The genius of America’s constitution is to limit the harm one president can do. We hope Mr Trump proves our doubts groundless or that, if he fails, a better president will be along in four years. The danger with popular anger, though, is that disillusion with Mr Trump will only add to the discontent that put him there in the first place. If so, his failure would pave the way for someone even more bent on breaking the system.

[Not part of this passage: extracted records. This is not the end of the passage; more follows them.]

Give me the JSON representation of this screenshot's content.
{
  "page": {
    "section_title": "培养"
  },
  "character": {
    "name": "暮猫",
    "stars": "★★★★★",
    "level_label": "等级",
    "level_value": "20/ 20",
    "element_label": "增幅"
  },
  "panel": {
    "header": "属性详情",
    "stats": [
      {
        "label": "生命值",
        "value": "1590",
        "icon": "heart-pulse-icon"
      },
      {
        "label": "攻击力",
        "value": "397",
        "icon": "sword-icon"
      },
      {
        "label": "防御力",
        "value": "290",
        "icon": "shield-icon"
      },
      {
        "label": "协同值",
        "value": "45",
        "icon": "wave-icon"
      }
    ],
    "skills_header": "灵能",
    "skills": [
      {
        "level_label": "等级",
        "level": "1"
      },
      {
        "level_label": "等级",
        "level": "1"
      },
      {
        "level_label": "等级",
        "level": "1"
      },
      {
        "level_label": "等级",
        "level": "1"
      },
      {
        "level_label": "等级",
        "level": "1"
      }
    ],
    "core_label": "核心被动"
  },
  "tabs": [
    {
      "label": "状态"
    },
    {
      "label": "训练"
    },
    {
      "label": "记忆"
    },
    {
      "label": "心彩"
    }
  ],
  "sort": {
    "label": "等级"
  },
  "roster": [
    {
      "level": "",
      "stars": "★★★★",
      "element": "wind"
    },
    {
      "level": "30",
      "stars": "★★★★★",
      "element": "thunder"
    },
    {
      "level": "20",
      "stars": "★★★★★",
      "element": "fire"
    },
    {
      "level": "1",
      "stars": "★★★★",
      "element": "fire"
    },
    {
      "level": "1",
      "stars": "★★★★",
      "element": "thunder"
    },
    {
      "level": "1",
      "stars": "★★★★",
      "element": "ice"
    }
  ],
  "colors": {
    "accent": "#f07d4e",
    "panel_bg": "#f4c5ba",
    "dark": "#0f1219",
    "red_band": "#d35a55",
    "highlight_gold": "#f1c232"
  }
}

If there is any cue so far it is that Trump has been silent on India, unlike his voluble comments, say in the case of China. Not being on the Trump radar in the initial period may not be a bad thing; India will have the luxury of watching other nations deal with Trump’s promise of disruption.

The open markets and classically liberal democracy that we defend, and which had seemed to be affirmed in 1989, have been rejected by the electorate first in Britain and now in America. France, Italy and other European countries may well follow. It is clear that popular support for the Western order depended more on fast growth and the galvanising effect of the Soviet threat . Politicians and pundits took the acquiescence of the disillusioned for granted. As Mr Trump prepares to enter the White House, the long, hard job of winning the argument for liberal internationalism begins anew.